DieEinsicht: Aber der Bundeskanzler war wohl der Auffassung, dass die Sache mit dem Rücktritt von Herrn Spahn erledigt sei.
HerrRettler: Nach meiner Überzeugung hat er sich da gründlich geirrt. Die CDU/CSU muss fürchten, in die Bedeutungslosigkeit zu fallen.
DieEinsicht: Wieso?
HerrRettler: Die C-Parteien tragen das Wort christlich in ihrem Namen. In Wirklichkeit sind sie aber die Parteien der herrschenden Klasse. Ihre Kriegspolitik ist das Gegenteil von christlich. Im Übrigen vertreten die C-Parteien die Interessen des Großkapitals. Es ist daran zu erinnern, dass Herr Merz jahrelang für einen der größten Finanzkonzerne oder gar den größten, BlackRock, gearbeitet hat. Wenn man nicht blind ist, kann man nicht übersehen, dass er ein Agent der Großbourgeoisie ist. Auf der anderen Seite nimmt ein Teil der Mitglied- und Anhängerschaft der C-Parteien zweifellos für sich in Anspruch, auf dem Boden des Christentums zu stehen. Viele von diesen Menschen gehen aus einem echten Glauben heraus sonntags in die Kirche, und zwar nicht nur um heuchlerisch Frömmigkeit vorzuspiegeln, wobei das auch verbreitet ist.

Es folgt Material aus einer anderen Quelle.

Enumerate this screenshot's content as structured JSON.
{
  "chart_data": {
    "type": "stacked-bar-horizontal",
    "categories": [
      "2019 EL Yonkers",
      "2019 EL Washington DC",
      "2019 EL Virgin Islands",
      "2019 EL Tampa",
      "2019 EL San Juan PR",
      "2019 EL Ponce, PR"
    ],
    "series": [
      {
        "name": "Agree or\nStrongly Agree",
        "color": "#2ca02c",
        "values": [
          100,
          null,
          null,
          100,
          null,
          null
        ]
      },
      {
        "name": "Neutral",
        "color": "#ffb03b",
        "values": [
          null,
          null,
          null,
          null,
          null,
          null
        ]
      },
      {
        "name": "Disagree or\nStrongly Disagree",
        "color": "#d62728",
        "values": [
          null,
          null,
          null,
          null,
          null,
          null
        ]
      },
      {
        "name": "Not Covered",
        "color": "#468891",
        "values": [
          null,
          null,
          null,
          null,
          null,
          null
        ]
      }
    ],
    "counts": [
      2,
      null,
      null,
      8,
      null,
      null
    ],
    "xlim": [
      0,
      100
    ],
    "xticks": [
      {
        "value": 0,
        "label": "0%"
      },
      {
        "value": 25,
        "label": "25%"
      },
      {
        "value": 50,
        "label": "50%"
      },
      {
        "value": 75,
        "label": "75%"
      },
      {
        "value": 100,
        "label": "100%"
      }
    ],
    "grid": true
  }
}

DieEinsicht: Wen meinen Sie da?
HerrRettler: Das sage ich vorsichtshalber lieber nicht. Jedenfalls gehe ich davon aus, dass es sich bei einem großen Teil der Wählerschaft von CDU/CSU um Christen handelt, die auch tatsächlich christliche Werte vertreten. Mit diesen ist aber die Leihmutterschaft ohne jeden Zweifel nicht vereinbar. So dumm zu glauben, dass die Leihmutterschaft mit dem Evangelium vereinbar sei, können die überzeugten Christen unter den Wählern der C-Parteien gar nicht sein. Aber diese haben die Menschen lange genug verarscht und meinen, das könne ewig so weitergehen. Ich glaube, dass damit jetzt Schluss ist.
DieEinsicht: Kann man das denn den Absturz der C-Parteien nicht durch Austausch von Führungspersonal verhindern.
HerrRettler: Die haben doch keine Leute mit entsprechender Qualifikation, der erforderlichen ethisch/moralischen Einstellung und Charakter. Viele Menschen werden sich von denen C-Parteien abwenden. Die AfD wird als strahlender Sieger aus den Wahlen in Sachsen-Anhalt hervorgehen.
DieEinsicht: Fänden Sie das gut?
Herr Rettler: Die AfD ist die am meisten antikommunistische Partei in Deutschland, aber die sogenannten Altparteien stehen ihr darin kaum nach. Ich wähle mit Schmerzen entweder BSW oder Linke oder ungültig.
DieEinsicht: Herr Rettler, wir danken Ihnen für das Gespräch.